E comunque, nonostante il tema della sostenibilità ambientale dei Bitcoin, come visto, sia al centro di importanti dibattiti e approfondimenti, secondo Renato Grottola sarebbe un errore estendere questo tipo di discorso a tutte le tecnologie DLT. “I sostenitori del Bitcoin affermano che già oggi gran parte dell’energia utilizzata per il cosiddetto mining proviene da fonti rinnovabili, mentre i sostenitori dei sistemi di pagamento tradizionali producono studi ed analisi comparative atte a dimostrare che il consumo energetico di una singola transazione tradizionale produca un’impronta carbonica sicuramente inferiore a quella di un’analoga transazione bitcoin. In realtà, non tutte le tecnologie DLT sono altrettanto energivore come il Bitcoin, e la ragione principale è data dall’utilizzo di meccanismi di consenso diversi da quello utilizzato dal Bitcoin. Quindi, sul piano della sostenibilità ambientale, non è sicuramente eretico affermare che la funzione d’uso del Bitcoin possa essere assolta anche da un’altra DLT. Se si è in grado di garantire la stessa funzionalità ad un costo energetico inferiore, non si deve escludere a priori la possibilità di adottare una tecnologia più efficiente semplicemente perché è possibile consumare tantissima energia che però proviene da fonti rinnovabili”.

Che tutta la querelle su Tesla ed i bitcoin sia frutto di una operazione attentamente calcolata non ci sono molti dubbi se, come afferma Stefano Epifani, Presidente del Digital Transformation Institute – Fondazione per la Sostenibilità Digitale, “tutto si può dire di Musk tranne che non conosca il settore. Il fondatore di PayPal le dinamiche che regolano il valore finanziario di asset immateriali le conosce bene: quello che ha fatto in questi mesi, ancor più che un’azione speculativa, è stato un fantastico stress test. Stress test che però nulla ha aggiunto al discorso inerente alla sostenibilità ambientale del bitcoin, non certo variata dalla sua decisione di accettare pagamenti con questo sistema al ripensamento di poche settimane dopo. Tenderei ad escludere che Musk non sapesse dall’inizio la dinamica dei bitcoin ed i loro impatti sull’ambiente (è energivoro? Sicuramente. È sostenibile? Dipende). Non è stato certo per una preoccupazione ambientale che è tornato sulle sue decisioni. Piuttosto l’elemento sul quale ha agito lo stress test – e su questo, effettivamente è da capire quanto Musk ne fosse consapevole – non è tanto quello della sostenibilità ambientale, quanto quello della sostenibilità sociale dei bitcoin: tema curiosamente sfuggito ai più.
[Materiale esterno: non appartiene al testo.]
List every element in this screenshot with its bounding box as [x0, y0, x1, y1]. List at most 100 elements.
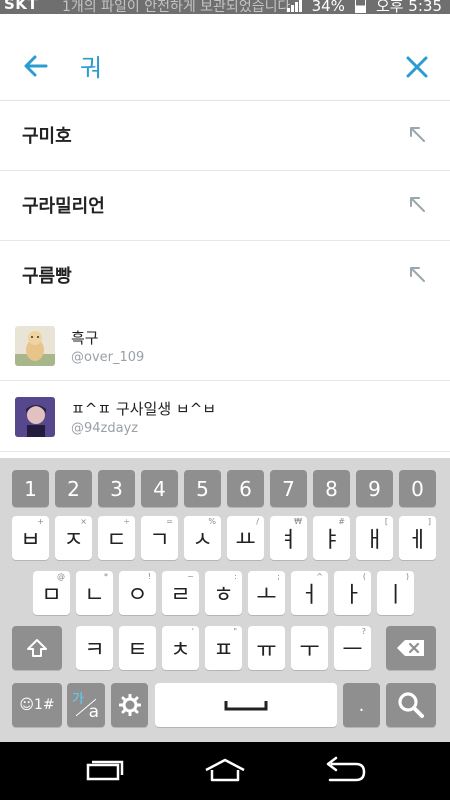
- search-bar: 궈: [0, 14, 450, 102]
- period-key[interactable]: .: [343, 683, 380, 727]
- key-4[interactable]: 4: [141, 470, 178, 507]
- key-hint: *: [104, 572, 108, 581]
- key-bieup[interactable]: + ㅂ: [12, 516, 49, 560]
- search-key[interactable]: [386, 683, 436, 727]
- space-key[interactable]: [155, 683, 337, 727]
- fill-query-arrow-icon[interactable]: [408, 265, 426, 283]
- backspace-key[interactable]: [386, 626, 436, 670]
- shift-key[interactable]: [12, 626, 62, 670]
- key-nieun[interactable]: * ㄴ: [76, 571, 113, 615]
- fill-query-arrow-icon[interactable]: [408, 125, 426, 143]
- key-siot[interactable]: % ㅅ: [184, 516, 221, 560]
- key-hint: ×: [80, 517, 87, 526]
- key-5[interactable]: 5: [184, 470, 221, 507]
- back-nav-icon[interactable]: [322, 756, 368, 786]
- key-mieum[interactable]: @ ㅁ: [33, 571, 70, 615]
- suggestion-item[interactable]: 구미호: [0, 101, 450, 171]
- user-result[interactable]: 흑구 @over_109: [0, 310, 450, 381]
- home-icon[interactable]: [202, 756, 248, 786]
- key-hint: %: [208, 517, 216, 526]
- user-name: ㅍ^ㅍ 구사일생 ㅂ^ㅂ: [71, 400, 217, 418]
- key-8[interactable]: 8: [313, 470, 350, 507]
- user-result[interactable]: ㅍ^ㅍ 구사일생 ㅂ^ㅂ @94zdayz: [0, 381, 450, 452]
- key-yo[interactable]: / ㅛ: [227, 516, 264, 560]
- key-label: ㅋ: [84, 638, 105, 663]
- suggestion-label: 구름빵: [22, 266, 72, 287]
- key-label: ㅈ: [63, 528, 84, 553]
- key-hint: (: [362, 572, 366, 581]
- key-a[interactable]: (ㅏ: [334, 571, 371, 615]
- system-nav-bar: [0, 742, 450, 800]
- key-label: ㅕ: [278, 528, 299, 553]
- avatar: [15, 326, 55, 366]
- suggestion-item[interactable]: 구라밀리언: [0, 171, 450, 241]
- key-chieut[interactable]: ' ㅊ: [162, 626, 199, 670]
- key-hint: =: [166, 517, 173, 526]
- space-icon: [224, 701, 268, 711]
- key-yeo[interactable]: ₩ ㅕ: [270, 516, 307, 560]
- key-hint: #: [338, 517, 345, 526]
- language-key[interactable]: 가 a: [67, 683, 105, 727]
- key-3[interactable]: 3: [98, 470, 135, 507]
- key-e[interactable]: ] ㅔ: [399, 516, 436, 560]
- key-9[interactable]: 9: [356, 470, 393, 507]
- key-label: ㄹ: [170, 583, 191, 608]
- key-label: ㅣ: [385, 583, 406, 608]
- carrier-label: SKT: [4, 0, 39, 13]
- key-pieup[interactable]: " ㅍ: [205, 626, 242, 670]
- backspace-icon: [397, 640, 424, 656]
- key-hint: ^: [316, 572, 323, 581]
- key-hint: ': [191, 627, 194, 636]
- key-0[interactable]: 0: [399, 470, 436, 507]
- key-label: ㅡ: [342, 638, 363, 663]
- fill-query-arrow-icon[interactable]: [408, 195, 426, 213]
- key-digeut[interactable]: ÷ ㄷ: [98, 516, 135, 560]
- key-2[interactable]: 2: [55, 470, 92, 507]
- key-yu[interactable]: ㅠ: [248, 626, 285, 670]
- avatar: [15, 397, 55, 437]
- key-label: ㅛ: [235, 528, 256, 553]
- key-ae[interactable]: [ㅐ: [356, 516, 393, 560]
- status-bar: SKT 1개의 파일이 안전하게 보관되었습니다 34% 오후 5:35: [0, 0, 450, 14]
- search-input[interactable]: 궈: [80, 48, 102, 83]
- key-hieut[interactable]: :ㅎ: [205, 571, 242, 615]
- key-hint: ): [405, 572, 409, 581]
- key-label: ㅓ: [299, 583, 320, 608]
- key-u[interactable]: ㅜ: [291, 626, 328, 670]
- key-hint: [: [384, 517, 388, 526]
- settings-key[interactable]: [111, 683, 148, 727]
- user-handle: @over_109: [71, 350, 145, 365]
- suggestion-item[interactable]: 구름빵: [0, 241, 450, 311]
- key-hint: +: [37, 517, 44, 526]
- key-7[interactable]: 7: [270, 470, 307, 507]
- key-label: ㄴ: [84, 583, 105, 608]
- back-arrow-icon[interactable]: [22, 52, 50, 80]
- key-label: ㅌ: [127, 638, 148, 663]
- emoji-symbol-key[interactable]: ☺1#: [12, 683, 62, 727]
- key-hint: ÷: [123, 517, 130, 526]
- key-jieut[interactable]: × ㅈ: [55, 516, 92, 560]
- key-tieut[interactable]: ㅌ: [119, 626, 156, 670]
- key-1[interactable]: 1: [12, 470, 49, 507]
- key-i[interactable]: ) ㅣ: [377, 571, 414, 615]
- key-eu[interactable]: ? ㅡ: [334, 626, 371, 670]
- key-ieung[interactable]: ! ㅇ: [119, 571, 156, 615]
- key-eo[interactable]: ^ ㅓ: [291, 571, 328, 615]
- key-6[interactable]: 6: [227, 470, 264, 507]
- key-o[interactable]: ; ㅗ: [248, 571, 285, 615]
- shift-icon: [27, 639, 47, 657]
- key-label: ㅊ: [170, 638, 191, 663]
- key-label: ㄷ: [106, 528, 127, 553]
- key-label: ㅁ: [41, 583, 62, 608]
- search-icon: [398, 692, 424, 718]
- clear-icon[interactable]: [404, 54, 430, 80]
- key-label: ㅔ: [407, 528, 428, 553]
- key-hint: ;: [277, 572, 280, 581]
- key-rieul[interactable]: ~ ㄹ: [162, 571, 199, 615]
- key-giyeok[interactable]: = ㄱ: [141, 516, 178, 560]
- key-label: ㅇ: [127, 583, 148, 608]
- recent-apps-icon[interactable]: [80, 756, 126, 786]
- key-ya[interactable]: # ㅑ: [313, 516, 350, 560]
- gear-icon: [118, 694, 141, 716]
- key-kieuk[interactable]: ㅋ: [76, 626, 113, 670]
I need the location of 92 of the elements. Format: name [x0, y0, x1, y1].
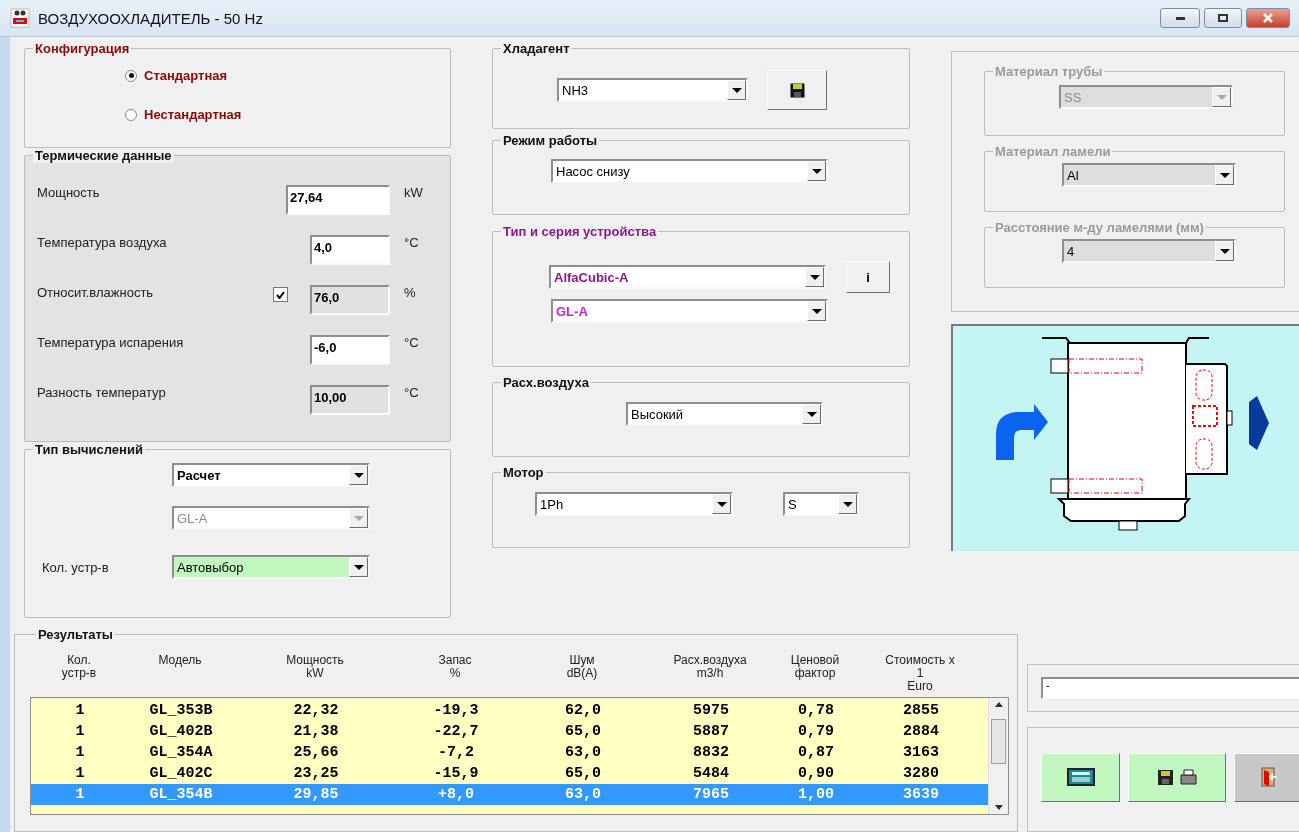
field-label: Мощность [37, 185, 101, 200]
column-header: Мощность kW [286, 652, 344, 680]
save-button[interactable] [767, 70, 827, 110]
dropdown[interactable]: Насос снизу [551, 159, 828, 183]
column-header: Кол. устр-в [61, 652, 97, 680]
column-header: Расх.воздуха m3/h [673, 652, 747, 680]
column-header: Модель [158, 652, 202, 667]
unit-label: °C [403, 385, 420, 400]
check-icon [276, 290, 285, 299]
input-field[interactable]: - [1041, 676, 1299, 699]
unit-label: kW [403, 185, 424, 200]
caret-icon [353, 472, 364, 478]
group-title: Конфигурация [33, 41, 132, 56]
dropdown[interactable]: 1Ph [535, 492, 733, 516]
minimize-icon [1175, 16, 1185, 20]
caret-icon [811, 168, 822, 174]
column-header: Стоимость x 1 Euro [885, 652, 955, 693]
floppy-and-printer-icon [1157, 768, 1197, 787]
field-label: Относит.влажность [37, 285, 155, 300]
caret-icon [731, 87, 742, 93]
result-row[interactable]: 1 GL_402C 23,25 -15,9 65,0 5484 0,90 3280 [31, 763, 988, 784]
checkbox[interactable] [273, 287, 288, 302]
dropdown[interactable]: Автовыбор [172, 555, 370, 579]
group-title: Термические данные [33, 148, 174, 163]
caret-icon [1219, 172, 1230, 178]
triangle-icon [994, 805, 1003, 810]
app-icon [10, 8, 30, 28]
caret-icon [353, 564, 364, 570]
dropdown[interactable]: 4 [1062, 239, 1236, 263]
group-title: Мотор [501, 465, 546, 480]
dropdown[interactable]: S [783, 492, 859, 516]
caret-icon [842, 501, 853, 507]
maximize-button[interactable] [1204, 8, 1242, 28]
scroll-up-icon [994, 702, 1003, 707]
field-label: Температура испарения [37, 335, 185, 350]
caret-icon [806, 411, 817, 417]
group-title: Режим работы [501, 133, 600, 148]
result-row[interactable]: 1 GL_402B 21,38 -22,7 65,0 5887 0,79 2884 [31, 721, 988, 742]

C’è da chiedersi, infatti, al di là delle considerazioni strettamente tecniche, quanto possa essere socialmente sostenibile uno strumento che si configura come asset speculativo più che come valuta, che non è garantito da alcun sottostante e che, con un coefficiente di oscillazione come quello che abbiamo visto in questi giorni, viene utilizzato come valuta. In un contesto in cui bitcoin non ha alcun valore intrinseco, ma le cose comprate in bitcoin probabilmente lo hanno. Ecco, la domanda che dobbiamo porci è questa: possiamo permetterci un sistema in cui il valore del trust faccia agio sul valore di asset materiali?

In conclusione: non sappiamo se Musk abbia contribuito ad aumentare la consapevolezza sulla sostenibilità ambientale del bitcoin, senz’altro ne ha dimostrato le criticità in termini di sostenibilità sociale.